Cancer and Metastasis Reviews

, Volume 26, Issue 2, pp 281–290

Hypoxia: A key regulator of angiogenesis in cancer


DOI: 10.1007/s10555-007-9066-y

Cite this article as:
Liao, D. & Johnson, R.S. Cancer Metastasis Rev (2007) 26: 281. doi:10.1007/s10555-007-9066-y


Angiogenesis is an important mediator of tumor progression. As tumors expand, diffusion distances from the existing vascular supply increases resulting in hypoxia. Sustained expansion of a tumor mass requires new blood vessel formation to provide rapidly proliferating tumor cells with an adequate supply of oxygen and metabolites. The key regulator of hypoxia-induced angiogenesis is the transcription factor hypoxia inducible factor (HIF)-1. Multiple HIF-1 target genes have been shown to modulate angiogenesis by promoting the mitogenic and migratory activities of endothelial cells.
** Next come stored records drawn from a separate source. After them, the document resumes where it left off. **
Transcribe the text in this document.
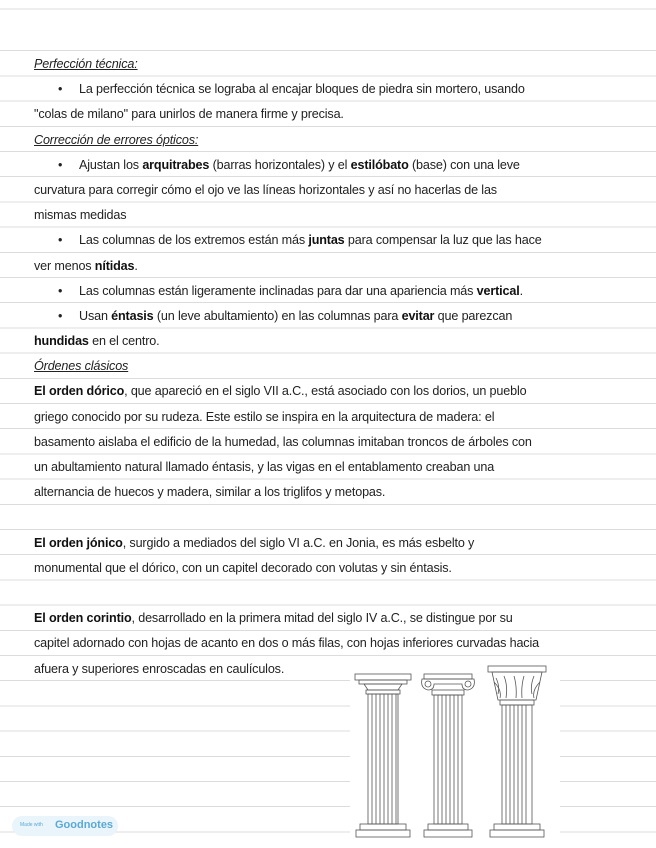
Perfección técnica:
• La perfección técnica se lograba al encajar bloques de piedra sin mortero, usando
"colas de milano" para unirlos de manera firme y precisa.
Corrección de errores ópticos:
• Ajustan los arquitrabes (barras horizontales) y el estilóbato (base) con una leve
curvatura para corregir cómo el ojo ve las líneas horizontales y así no hacerlas de las
mismas medidas
• Las columnas de los extremos están más juntas para compensar la luz que las hace
ver menos nítidas.
• Las columnas están ligeramente inclinadas para dar una apariencia más vertical.
• Usan éntasis (un leve abultamiento) en las columnas para evitar que parezcan
hundidas en el centro.
Órdenes clásicos
El orden dórico, que apareció en el siglo VII a.C., está asociado con los dorios, un pueblo
griego conocido por su rudeza. Este estilo se inspira en la arquitectura de madera: el
basamento aislaba el edificio de la humedad, las columnas imitaban troncos de árboles con
un abultamiento natural llamado éntasis, y las vigas en el entablamento creaban una
alternancia de huecos y madera, similar a los triglifos y metopas.
El orden jónico, surgido a mediados del siglo VI a.C. en Jonia, es más esbelto y
monumental que el dórico, con un capitel decorado con volutas y sin éntasis.
El orden corintio, desarrollado en la primera mitad del siglo IV a.C., se distingue por su
capitel adornado con hojas de acanto en dos o más filas, con hojas inferiores curvadas hacia
afuera y superiores enroscadas en caulículos.
Made with Goodnotes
Because of this, hypoxia-induced angiogenesis has become an attractive target for cancer therapy, however the mechanisms involved during this process and how best to target it for cancer therapy are still under investigation. This review will cover the current understanding of hypoxia-induced tumor angiogenesis and discuss the caveats of hypoxia-targeted antiangiogenic therapy for the treatment of cancer.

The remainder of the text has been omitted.